II. Une opposition a été formée à l'encontre du brevet européen précité sur le fondement de l'article 100 a) CBE, au motif que son objet n'était pas nouveau au sens de l'article 54(2) CBE et n'impliquait pas d'activité inventive au sens de l'article 56 CBE.
Ces objections s'appuyaient sur les documents suivants :
(1) JP-A-6 359 494 ainsi qu'une traduction anglaise de ce document en langue anglaise ;
(2) EP-A-0 262 040 ;
(4) Product sheet, CelluzymeTM, Novo Industri A/S, April 1987 ;
(7) D.Y. Prasad, "Enyzmatic deinking of laser and xerographic office wastes", July 1993, 289-92.
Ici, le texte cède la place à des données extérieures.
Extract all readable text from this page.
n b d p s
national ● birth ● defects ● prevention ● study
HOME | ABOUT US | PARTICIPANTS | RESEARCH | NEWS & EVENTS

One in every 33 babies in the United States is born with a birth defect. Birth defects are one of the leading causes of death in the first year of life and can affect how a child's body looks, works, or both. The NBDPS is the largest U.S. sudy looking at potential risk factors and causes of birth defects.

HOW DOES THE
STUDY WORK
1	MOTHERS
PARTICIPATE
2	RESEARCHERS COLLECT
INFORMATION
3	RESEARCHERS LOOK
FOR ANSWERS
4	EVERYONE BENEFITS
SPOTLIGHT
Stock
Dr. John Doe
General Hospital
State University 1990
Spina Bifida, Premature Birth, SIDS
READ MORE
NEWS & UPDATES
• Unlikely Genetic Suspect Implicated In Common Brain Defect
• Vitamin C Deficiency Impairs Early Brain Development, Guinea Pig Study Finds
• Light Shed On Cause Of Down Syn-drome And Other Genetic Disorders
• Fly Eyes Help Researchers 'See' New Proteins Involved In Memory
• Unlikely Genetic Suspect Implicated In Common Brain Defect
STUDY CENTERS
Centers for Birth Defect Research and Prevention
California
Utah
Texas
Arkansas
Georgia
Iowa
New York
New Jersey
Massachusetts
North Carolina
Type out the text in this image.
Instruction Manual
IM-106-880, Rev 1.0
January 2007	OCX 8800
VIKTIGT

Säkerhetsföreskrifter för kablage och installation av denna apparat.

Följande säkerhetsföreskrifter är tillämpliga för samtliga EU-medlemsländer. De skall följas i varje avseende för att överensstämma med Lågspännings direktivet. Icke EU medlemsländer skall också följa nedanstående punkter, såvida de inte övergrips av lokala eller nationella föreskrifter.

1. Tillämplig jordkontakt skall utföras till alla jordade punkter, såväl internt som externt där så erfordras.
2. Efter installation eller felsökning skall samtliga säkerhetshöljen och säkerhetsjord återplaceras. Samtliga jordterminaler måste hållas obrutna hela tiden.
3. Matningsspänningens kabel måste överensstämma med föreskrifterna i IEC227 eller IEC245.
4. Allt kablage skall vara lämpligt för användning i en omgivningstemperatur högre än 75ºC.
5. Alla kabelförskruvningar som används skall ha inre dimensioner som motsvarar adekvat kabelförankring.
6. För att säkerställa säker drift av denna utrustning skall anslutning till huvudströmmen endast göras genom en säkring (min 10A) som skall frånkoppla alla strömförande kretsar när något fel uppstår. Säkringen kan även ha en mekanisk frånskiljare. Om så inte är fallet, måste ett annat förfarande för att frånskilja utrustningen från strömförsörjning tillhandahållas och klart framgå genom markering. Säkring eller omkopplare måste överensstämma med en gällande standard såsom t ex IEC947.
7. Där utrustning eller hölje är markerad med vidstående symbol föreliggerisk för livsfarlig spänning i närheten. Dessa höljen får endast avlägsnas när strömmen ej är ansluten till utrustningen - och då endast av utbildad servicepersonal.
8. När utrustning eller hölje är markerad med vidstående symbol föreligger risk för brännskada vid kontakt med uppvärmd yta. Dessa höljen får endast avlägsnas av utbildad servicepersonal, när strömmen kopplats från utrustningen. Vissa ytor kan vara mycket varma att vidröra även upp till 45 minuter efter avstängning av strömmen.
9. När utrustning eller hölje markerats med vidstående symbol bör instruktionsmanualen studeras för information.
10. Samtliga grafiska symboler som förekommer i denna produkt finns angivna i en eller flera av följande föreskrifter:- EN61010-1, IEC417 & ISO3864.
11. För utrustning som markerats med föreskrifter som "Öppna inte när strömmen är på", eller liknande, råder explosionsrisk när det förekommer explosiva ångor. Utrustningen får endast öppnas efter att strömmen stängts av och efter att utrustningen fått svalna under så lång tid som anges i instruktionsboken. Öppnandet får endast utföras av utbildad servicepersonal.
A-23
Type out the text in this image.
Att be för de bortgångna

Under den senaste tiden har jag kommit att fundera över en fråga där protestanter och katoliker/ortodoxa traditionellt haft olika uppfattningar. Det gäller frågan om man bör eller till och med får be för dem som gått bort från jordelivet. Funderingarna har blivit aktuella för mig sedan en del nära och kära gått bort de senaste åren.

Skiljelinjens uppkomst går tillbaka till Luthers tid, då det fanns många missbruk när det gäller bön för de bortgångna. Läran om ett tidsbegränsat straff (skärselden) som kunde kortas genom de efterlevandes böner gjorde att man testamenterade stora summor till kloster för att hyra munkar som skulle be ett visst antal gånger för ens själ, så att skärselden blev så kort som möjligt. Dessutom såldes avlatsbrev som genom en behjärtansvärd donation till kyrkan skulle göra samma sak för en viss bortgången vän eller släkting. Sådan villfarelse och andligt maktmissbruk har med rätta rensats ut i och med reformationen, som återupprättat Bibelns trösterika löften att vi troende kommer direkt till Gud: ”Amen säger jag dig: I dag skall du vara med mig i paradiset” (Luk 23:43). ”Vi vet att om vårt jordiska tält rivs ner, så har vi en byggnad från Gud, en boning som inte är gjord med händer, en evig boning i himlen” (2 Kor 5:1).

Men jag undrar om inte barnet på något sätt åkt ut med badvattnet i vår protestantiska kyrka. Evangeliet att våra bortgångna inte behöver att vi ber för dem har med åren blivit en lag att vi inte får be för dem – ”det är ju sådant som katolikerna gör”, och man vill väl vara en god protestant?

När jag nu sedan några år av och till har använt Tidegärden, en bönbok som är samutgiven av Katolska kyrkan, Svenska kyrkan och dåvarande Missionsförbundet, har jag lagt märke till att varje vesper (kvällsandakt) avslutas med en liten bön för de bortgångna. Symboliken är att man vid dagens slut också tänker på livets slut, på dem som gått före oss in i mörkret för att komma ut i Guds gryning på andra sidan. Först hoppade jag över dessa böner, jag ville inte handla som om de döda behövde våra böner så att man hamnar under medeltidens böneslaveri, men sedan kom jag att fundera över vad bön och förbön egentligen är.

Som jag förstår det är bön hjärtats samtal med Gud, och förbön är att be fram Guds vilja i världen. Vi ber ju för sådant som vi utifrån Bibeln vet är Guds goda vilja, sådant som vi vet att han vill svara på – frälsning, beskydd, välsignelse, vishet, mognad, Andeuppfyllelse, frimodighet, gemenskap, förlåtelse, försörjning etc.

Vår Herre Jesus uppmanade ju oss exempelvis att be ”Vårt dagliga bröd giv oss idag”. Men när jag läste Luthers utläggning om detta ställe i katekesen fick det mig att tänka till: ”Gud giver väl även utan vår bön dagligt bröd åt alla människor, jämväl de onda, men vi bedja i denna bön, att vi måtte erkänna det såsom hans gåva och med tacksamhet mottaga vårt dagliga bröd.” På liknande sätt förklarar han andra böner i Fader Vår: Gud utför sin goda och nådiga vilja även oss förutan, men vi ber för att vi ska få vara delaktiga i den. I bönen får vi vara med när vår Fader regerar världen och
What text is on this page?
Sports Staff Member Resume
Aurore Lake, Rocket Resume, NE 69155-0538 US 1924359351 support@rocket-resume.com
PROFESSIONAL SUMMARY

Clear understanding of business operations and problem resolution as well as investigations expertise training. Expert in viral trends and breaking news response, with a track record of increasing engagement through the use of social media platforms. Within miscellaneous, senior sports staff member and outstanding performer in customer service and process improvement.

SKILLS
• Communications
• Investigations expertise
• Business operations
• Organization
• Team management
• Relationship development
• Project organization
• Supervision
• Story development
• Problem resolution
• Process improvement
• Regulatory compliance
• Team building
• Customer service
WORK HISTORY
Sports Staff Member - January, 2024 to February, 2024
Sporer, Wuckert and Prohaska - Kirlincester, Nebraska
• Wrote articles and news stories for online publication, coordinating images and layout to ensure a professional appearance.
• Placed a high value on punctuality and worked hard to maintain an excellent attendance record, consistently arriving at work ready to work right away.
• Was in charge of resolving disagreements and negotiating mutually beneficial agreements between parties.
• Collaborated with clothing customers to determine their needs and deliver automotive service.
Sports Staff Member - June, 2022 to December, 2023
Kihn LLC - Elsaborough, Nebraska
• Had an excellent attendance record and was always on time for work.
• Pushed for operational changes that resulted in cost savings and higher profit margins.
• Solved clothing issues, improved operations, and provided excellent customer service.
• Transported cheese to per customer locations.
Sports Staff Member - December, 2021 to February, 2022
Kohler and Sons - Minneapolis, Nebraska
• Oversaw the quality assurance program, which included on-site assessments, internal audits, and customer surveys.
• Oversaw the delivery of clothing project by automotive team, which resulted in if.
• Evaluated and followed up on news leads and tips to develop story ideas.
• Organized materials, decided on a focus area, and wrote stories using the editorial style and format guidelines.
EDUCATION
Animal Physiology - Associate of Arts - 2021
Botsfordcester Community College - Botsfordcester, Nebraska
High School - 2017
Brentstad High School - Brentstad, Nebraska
III. Par décision en application des articles 102(2) et 106(3) CBE, la Division d'opposition a estimé que les motifs d'opposition invoqués ne s'opposaient pas au maintien du brevet européen sans modification ; elle a rejeté l'opposition.
IV. La requérante (l'opposante) a formé un recours à l'encontre de cette décision. Les motifs de recours concernaient les objections de fond considérées par l'instance du premier degré et reprenaient pour l'essentiel les arguments présentés antérieurement :
(i) Contrairement à l'opinion de la Division d'opposition, le document (1), bien qu'il ne divulgue pas les effets concernant la réduction du degré SR et l'amélioration de l'égouttabilité de la suspension, décrit quand-même un procédé de désencrage des vieux papiers en présence d'une cellulase résistante en milieu alcalin. La réduction du degré SR et l'amélioration de l'égouttabilité de la suspension sont des propriétés inhérentes de ce type de cellulase car un enzyme de la cellulase attaque un type spécifique de lien présent dans la cellulose ; si une structure de fibres est attaquée par une cellulase, c'est le résultat de l'hydrolyse des liens spécifiques dans les parties cellulosiques des fibres. Cet effet conduit automatiquement à une réduction du degré SR et par là à un drainage amélioré ;
en annexe de la lettre en date du 27 mars 2001, la requérante a soumis le document (11) correspondant au document (3), qui se trouvait déjà dans le dossier, et le document
(10) GB-A-1 495 029 ;
le document (10) divulgue une méthode de traitement de papier ; les cellulases utilisées peuvent être dérivées de Cellulomonas ou Humicola (page 2, lignes 10, 11 et 14) ; la température du traitement est de préférence de 25. à 55 C, de préférence à un pH de 4 à 8 (page 2, lignes 36 à 41) ; les caractéristiques de réduction du degré SR et de l'amélioration du drainage de la suspension sont inhérentes à la méthode divulguée par le document (10) ;
(ii) le document représentant l'état de la technique le plus proche est le document (2) divulguant toutes les caractéristiques du procédé selon la revendication 1 du brevet contesté, y compris la réduction du degré SR et l'amélioration de drainage, à l'exception que la cellulase et/ou les hémucellulases sont de préférence dérivées de la Trichoderma viridae ou de l'Aspergillus niger, c'est-à-dire des cellulases acides ; comme ces cellulases développent leur activité à un pH entre 3 et 7. la suspension aqueuse de la pulpe servant à la production de papier est ajustée selon le document (2) à un pH entre 3 et 7 à l'aide d'acide sulfurique, comme décrit dans les exemples ;
- la substitution d'une cellulase acide (divulguée par le document (2)) par une cellulase alcaline (divulguée par les documents (1) ou (4)) est évidente pour l'homme du métier parce que cette cellulase alcaline ne nécessite pas automatiquement l'addition d'un acide comme l'acide sulfurique puisque la cellulase alcaline peut être utilisée à un pH correspondant au pH de la pulpe de papier ;
- le propriétaire du brevet n'a pas prouvé que la substitution d'une cellulase acide par une cellulase alcaline entraîne des effets d'amélioration ;
- les tests comparatifs 37 à 51 (brevet contesté, page 4 ; table 5, page 5), ne sont pas conformes à l'enseignement du document (2) ; ces tests ne montrent pas d'effets surprenants ; le pH de ces tests n'était pas le pH optimal pour la Trichoderma viridae, comme décrit dans le document (2) (pH entre 3 et 7), mais, en fait, le pH de cellulases alcalines.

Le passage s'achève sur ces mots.